Washington, D.C. – The Federal Labor Relations Authority (FLRA) is a little-known agency, but it ranks high with anti-government politicians who seek to impede labor relations in the Executive Branch by nominating underqualified members to its board. From 2017 until 2022, Trump appointees James T. Abbott and Colleen Duffy Kiko ran the board with the power to produce biased and inane majority decisions aimed at dismantling the rights of federal workers.

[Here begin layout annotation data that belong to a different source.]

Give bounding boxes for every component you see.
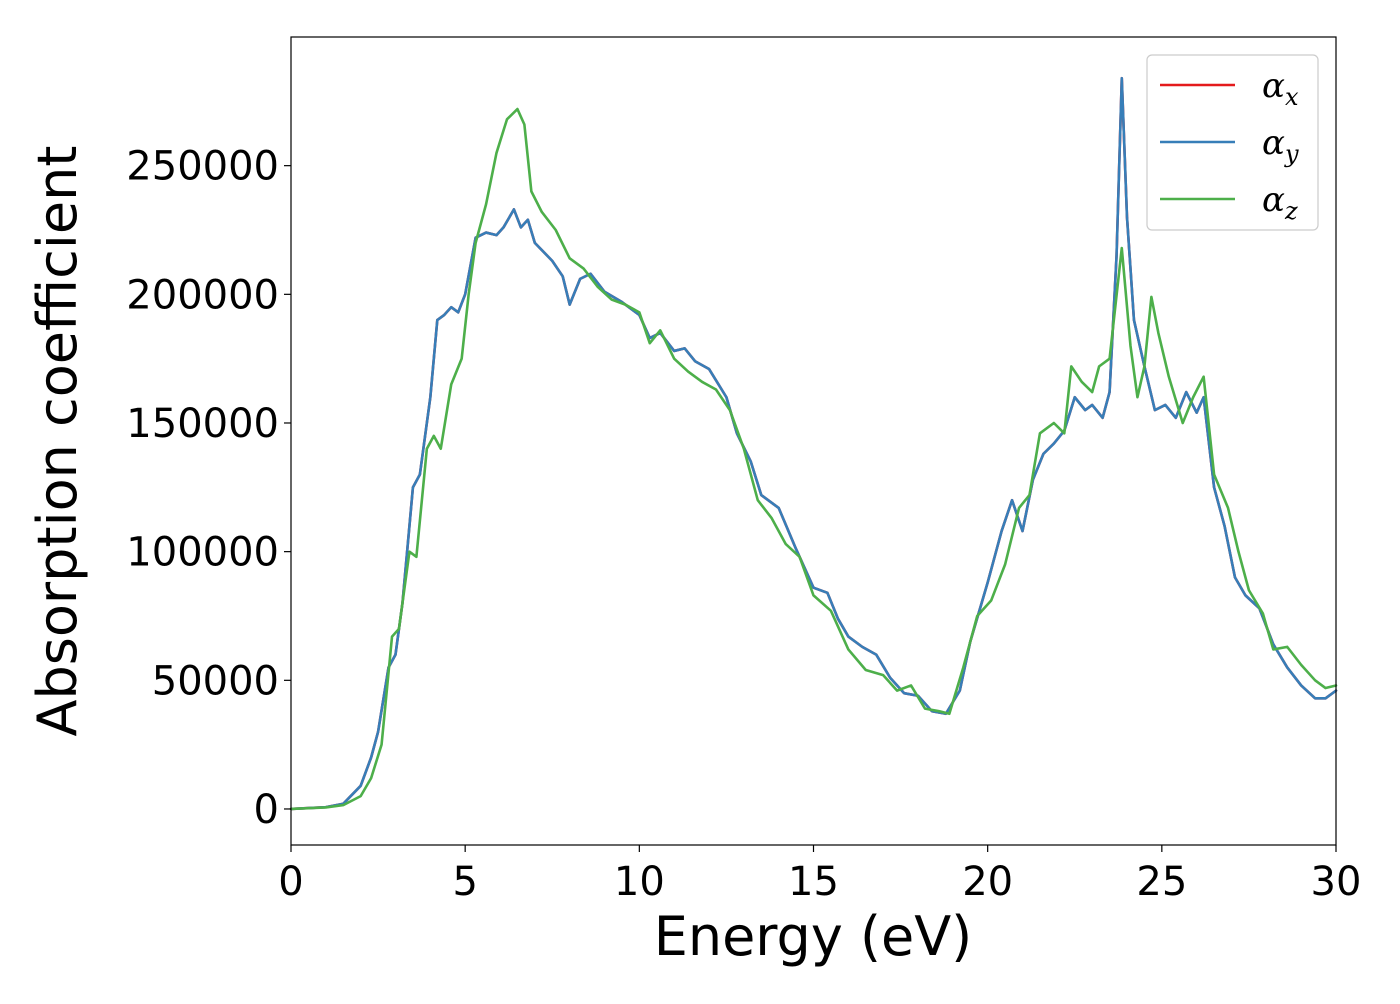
series-line-y <box>289 76 1338 811</box>
y-tick-label: 50000 <box>152 658 279 704</box>
x-axis-label: Energy (eV) <box>654 905 973 968</box>
legend-label-z: αz <box>1262 180 1298 225</box>
y-tick-label: 0 <box>254 787 279 833</box>
y-tick-label: 250000 <box>126 144 279 190</box>
legend-label-x: αx <box>1262 66 1299 111</box>
x-tick-label: 30 <box>1311 859 1362 905</box>
x-tick-label: 20 <box>962 859 1013 905</box>
x-tick-label: 10 <box>614 859 665 905</box>
x-tick-label: 5 <box>452 859 477 905</box>
legend-label-y: αy <box>1262 123 1299 168</box>
y-tick-label: 200000 <box>126 272 279 318</box>
plot-area <box>289 76 1338 811</box>
x-tick-label: 15 <box>788 859 839 905</box>
y-axis-label: Absorption coefficient <box>26 146 89 737</box>
legend: αx αy αz <box>1146 54 1319 231</box>
y-tick-label: 150000 <box>126 401 279 447</box>
y-axis-ticks: 0 50000 100000 150000 200000 250000 <box>126 144 291 833</box>
x-tick-label: 0 <box>278 859 303 905</box>
y-tick-label: 100000 <box>126 530 279 576</box>
x-axis-ticks: 0 5 10 15 20 25 30 <box>278 845 1361 905</box>
series-line-z <box>289 107 1338 811</box>
x-tick-label: 25 <box>1136 859 1187 905</box>
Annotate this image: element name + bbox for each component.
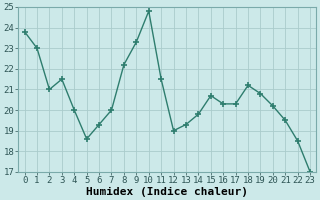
- X-axis label: Humidex (Indice chaleur): Humidex (Indice chaleur): [86, 186, 248, 197]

Often admonished by Congress and colleagues, the duo was also reprimanded and vacated by superior courts more than any other FLRA board in history. Unabashedly, if not eagerly willing to prove their misunderstanding of basic legal concepts, a 2022 D.C. Circuit decision offered a strong rebuke of their wisdom by noting, “The cursory policy statement that the FLRA issued to justify its choice to abandon thirty-five years of precedent promoting and applying the de minimis standard and to adopt the previously rejected substantial-impact test is arbitrary and capricious.” 

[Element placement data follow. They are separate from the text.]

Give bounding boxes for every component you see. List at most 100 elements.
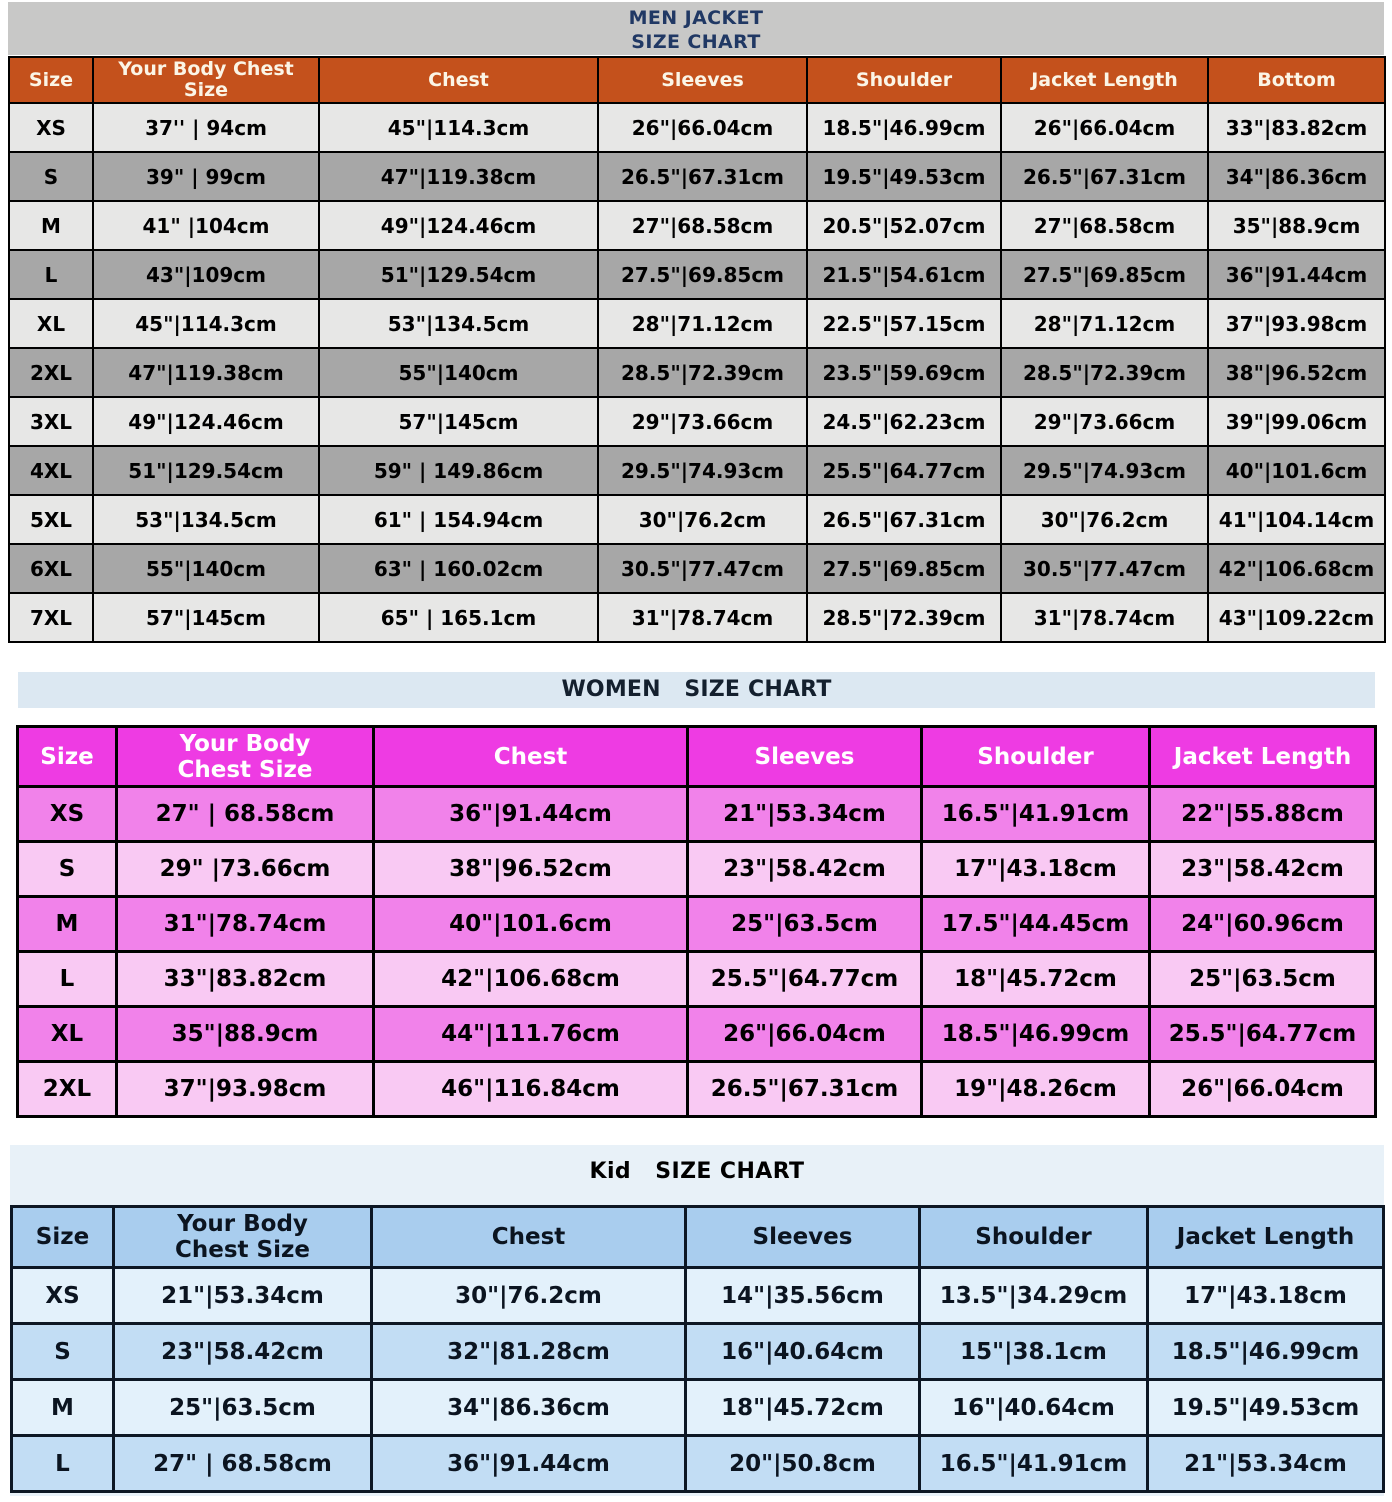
- kid-size-table-row-M-cell-5: 19.5"|49.53cm: [1146, 1378, 1385, 1437]
- men-size-table-row-S-cell-3: 26.5"|67.31cm: [597, 151, 808, 202]
- men-size-table-header-cell-2: Chest: [318, 56, 599, 104]
- kid-chart-title: Kid SIZE CHART: [589, 1159, 805, 1184]
- men-size-table-row-3XL-cell-1: 49"|124.46cm: [92, 396, 320, 447]
- kid-size-table-row-L-cell-1: 27" | 68.58cm: [112, 1434, 373, 1493]
- women-size-table-row-2XL-cell-5: 26"|66.04cm: [1148, 1060, 1377, 1118]
- men-size-table-row-XS-cell-5: 26"|66.04cm: [1000, 102, 1209, 153]
- kid-size-table-row-M-cell-0: M: [10, 1378, 115, 1437]
- men-size-table-row-M-cell-1: 41" |104cm: [92, 200, 320, 251]
- men-size-table-row-5XL-cell-6: 41"|104.14cm: [1207, 494, 1386, 545]
- women-size-table-row-S-cell-3: 23"|58.42cm: [686, 840, 923, 898]
- men-size-table-row-6XL-cell-2: 63" | 160.02cm: [318, 543, 599, 594]
- men-size-table-row-2XL-cell-6: 38"|96.52cm: [1207, 347, 1386, 398]
- men-size-table-row-5XL-cell-2: 61" | 154.94cm: [318, 494, 599, 545]
- men-size-table-row-M-cell-5: 27"|68.58cm: [1000, 200, 1209, 251]
- men-size-table-row-7XL-cell-1: 57"|145cm: [92, 592, 320, 643]
- women-size-table-row-M-cell-0: M: [16, 895, 118, 953]
- men-size-table-row-7XL-cell-5: 31"|78.74cm: [1000, 592, 1209, 643]
- men-size-table-header-cell-6: Bottom: [1207, 56, 1386, 104]
- kid-size-table-header-cell-3: Sleeves: [684, 1205, 921, 1269]
- men-size-table-row-L-cell-2: 51"|129.54cm: [318, 249, 599, 300]
- men-size-table-row-4XL-cell-2: 59" | 149.86cm: [318, 445, 599, 496]
- men-size-table-row-S-cell-1: 39" | 99cm: [92, 151, 320, 202]
- women-size-table-row-S: S 29" |73.66cm 38"|96.52cm 23"|58.42cm 17"|4…: [16, 840, 1377, 898]
- men-size-table-row-2XL-cell-5: 28.5"|72.39cm: [1000, 347, 1209, 398]
- men-size-table-header-row: Size Your Body Chest Size Chest Sleeves Shou…: [8, 56, 1386, 104]
- kid-size-table-header-row: Size Your Body Chest Size Chest Sleeves Shou…: [10, 1205, 1385, 1269]
- women-size-table-row-L-cell-2: 42"|106.68cm: [372, 950, 689, 1008]
- kid-size-table-header-cell-5: Jacket Length: [1146, 1205, 1385, 1269]
- women-size-table-row-2XL-cell-3: 26.5"|67.31cm: [686, 1060, 923, 1118]
- women-size-table-row-M-cell-1: 31"|78.74cm: [115, 895, 375, 953]
- kid-size-table-header-cell-2: Chest: [370, 1205, 687, 1269]
- men-size-table-row-3XL-cell-3: 29"|73.66cm: [597, 396, 808, 447]
- women-size-table-row-M-cell-5: 24"|60.96cm: [1148, 895, 1377, 953]
- men-size-table-row-M-cell-4: 20.5"|52.07cm: [806, 200, 1002, 251]
- men-size-table-row-S-cell-6: 34"|86.36cm: [1207, 151, 1386, 202]
- men-size-table-row-XL-cell-5: 28"|71.12cm: [1000, 298, 1209, 349]
- men-size-table-row-M-cell-0: M: [8, 200, 94, 251]
- kid-size-table-row-L-cell-2: 36"|91.44cm: [370, 1434, 687, 1493]
- men-size-table-row-4XL-cell-6: 40"|101.6cm: [1207, 445, 1386, 496]
- men-size-table-row-4XL: 4XL 51"|129.54cm 59" | 149.86cm 29.5"|74.93…: [8, 445, 1386, 496]
- men-size-table-row-XS-cell-0: XS: [8, 102, 94, 153]
- women-size-table-header-cell-2: Chest: [372, 725, 689, 788]
- women-size-table: Size Your Body Chest Size Chest Sleeves Shou…: [16, 725, 1377, 1118]
- men-size-table-row-XS-cell-6: 33"|83.82cm: [1207, 102, 1386, 153]
- kid-size-table: Size Your Body Chest Size Chest Sleeves Shou…: [10, 1205, 1385, 1493]
- men-size-table-row-5XL-cell-0: 5XL: [8, 494, 94, 545]
- men-size-table-row-3XL-cell-4: 24.5"|62.23cm: [806, 396, 1002, 447]
- men-size-table-row-5XL-cell-1: 53"|134.5cm: [92, 494, 320, 545]
- kid-size-table-header-cell-4: Shoulder: [918, 1205, 1149, 1269]
- men-size-table-row-XL-cell-3: 28"|71.12cm: [597, 298, 808, 349]
- kid-size-table-row-L-cell-4: 16.5"|41.91cm: [918, 1434, 1149, 1493]
- men-size-table-row-L: L 43"|109cm 51"|129.54cm 27.5"|69.85cm 21.5"…: [8, 249, 1386, 300]
- kid-size-table-row-S-cell-4: 15"|38.1cm: [918, 1322, 1149, 1381]
- men-size-table-row-2XL: 2XL 47"|119.38cm 55"|140cm 28.5"|72.39cm 23.…: [8, 347, 1386, 398]
- women-size-table-row-S-cell-1: 29" |73.66cm: [115, 840, 375, 898]
- women-size-table-header-cell-4: Shoulder: [920, 725, 1151, 788]
- kid-size-table-row-M: M 25"|63.5cm 34"|86.36cm 18"|45.72cm 16"|40.…: [10, 1378, 1385, 1437]
- women-size-table-row-M-cell-4: 17.5"|44.45cm: [920, 895, 1151, 953]
- men-size-table-row-XL: XL 45"|114.3cm 53"|134.5cm 28"|71.12cm 22.5"…: [8, 298, 1386, 349]
- men-size-table-row-3XL: 3XL 49"|124.46cm 57"|145cm 29"|73.66cm 24.5"…: [8, 396, 1386, 447]
- women-size-table-row-S-cell-5: 23"|58.42cm: [1148, 840, 1377, 898]
- women-size-table-row-L-cell-1: 33"|83.82cm: [115, 950, 375, 1008]
- kid-size-table-row-M-cell-1: 25"|63.5cm: [112, 1378, 373, 1437]
- men-size-table-row-5XL-cell-4: 26.5"|67.31cm: [806, 494, 1002, 545]
- kid-size-table-row-S: S 23"|58.42cm 32"|81.28cm 16"|40.64cm 15"|38…: [10, 1322, 1385, 1381]
- women-size-table-row-XL-cell-3: 26"|66.04cm: [686, 1005, 923, 1063]
- women-size-table-header-cell-5: Jacket Length: [1148, 725, 1377, 788]
- men-size-table-row-5XL-cell-3: 30"|76.2cm: [597, 494, 808, 545]
- women-size-table-row-XS-cell-1: 27" | 68.58cm: [115, 785, 375, 843]
- kid-size-table-header-cell-1: Your Body Chest Size: [112, 1205, 373, 1269]
- men-size-table-row-4XL-cell-0: 4XL: [8, 445, 94, 496]
- men-size-table-row-6XL-cell-1: 55"|140cm: [92, 543, 320, 594]
- men-size-table: Size Your Body Chest Size Chest Sleeves Shou…: [8, 56, 1386, 643]
- men-size-table-header-cell-1: Your Body Chest Size: [92, 56, 320, 104]
- kid-size-table-row-L-cell-0: L: [10, 1434, 115, 1493]
- women-size-table-row-L-cell-3: 25.5"|64.77cm: [686, 950, 923, 1008]
- men-size-table-row-XL-cell-1: 45"|114.3cm: [92, 298, 320, 349]
- men-size-table-row-2XL-cell-0: 2XL: [8, 347, 94, 398]
- women-size-table-row-XL-cell-2: 44"|111.76cm: [372, 1005, 689, 1063]
- kid-size-table-row-S-cell-3: 16"|40.64cm: [684, 1322, 921, 1381]
- men-size-table-header-cell-5: Jacket Length: [1000, 56, 1209, 104]
- men-size-table-header-cell-0: Size: [8, 56, 94, 104]
- women-size-table-row-2XL-cell-0: 2XL: [16, 1060, 118, 1118]
- men-size-table-row-L-cell-5: 27.5"|69.85cm: [1000, 249, 1209, 300]
- men-size-table-row-6XL-cell-0: 6XL: [8, 543, 94, 594]
- kid-size-table-row-S-cell-5: 18.5"|46.99cm: [1146, 1322, 1385, 1381]
- men-size-table-row-6XL-cell-5: 30.5"|77.47cm: [1000, 543, 1209, 594]
- women-size-table-row-XS-cell-3: 21"|53.34cm: [686, 785, 923, 843]
- men-size-table-row-2XL-cell-1: 47"|119.38cm: [92, 347, 320, 398]
- kid-size-table-row-M-cell-4: 16"|40.64cm: [918, 1378, 1149, 1437]
- women-chart-title: WOMEN SIZE CHART: [18, 672, 1375, 708]
- women-size-table-row-XS: XS 27" | 68.58cm 36"|91.44cm 21"|53.34cm 16.…: [16, 785, 1377, 843]
- kid-size-table-row-XS-cell-0: XS: [10, 1266, 115, 1325]
- kid-size-table-row-L-cell-5: 21"|53.34cm: [1146, 1434, 1385, 1493]
- men-size-table-row-XL-cell-6: 37"|93.98cm: [1207, 298, 1386, 349]
- men-size-table-row-XL-cell-2: 53"|134.5cm: [318, 298, 599, 349]
- women-size-table-row-XL-cell-5: 25.5"|64.77cm: [1148, 1005, 1377, 1063]
- men-size-table-row-L-cell-1: 43"|109cm: [92, 249, 320, 300]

Abbott, recently charged by the Department of Justice for bizarre, partisan shenanigans regarding his financial disclosure filings, left the FLRA in 2022. However, his protégé Kiko remains because she was nominated by Former President Trump in 2017 to take the five year term from sitting member and FLRA Chairman Ernie DuBester. DuBester, in turn, was nominated by Trump to take Kiko’s two-year term, forcing DuBester to give up the term he held since 2009. And it gets worse.

In 2021, President Biden nominated the distinguished three-time unanimously Senate confirmed DuBester for another term. DuBester’s nomination was blocked by former Senator Rob Portman (R-OH) who disgracefully traded away his integrity to request a bogus inspector general report to delay DuBester’s consideration until the new congress. The inspector general ruled the report as completely unfounded, but DuBester chose retirement instead of enduring yet another brutal nomination. Portman, on the other hand, today enjoys a “fellowship” with the American Enterprise Institute, a notoriously anti-labor organization that often helps wayward political operatives between jobs.

“The politics behind this little agency is insane,“ stated NFFE executive director Steve Lenkart. “Instead of being a noncontroversial adjudicator of federal labor-management disputes, for seven years the FLRA has been subject to nonstop political drama by its detractors. The fact that well-funded outside organizations have such an interest in the agency should cause one to pause, especially given that management prevails 60% of the time even without biased board members.”

“NFFE is relieved to see two very qualified, seasoned experts nominated to the FLRA,” continued Lenkart. “Nancy Speight, who has a solid record of adjudication and workforce expertise; and Suzanne Summerlin for General Counsel, who brings impartial investigative and representational skills to keep the agency on track. I am delighted to see Ms. Speight nominated to Ernie DuBester’s former term—to right that egregious wrong—and I look forward to both nominees quickly joining Susan Grundmann at the FLRA to restore integrity in its decisions.”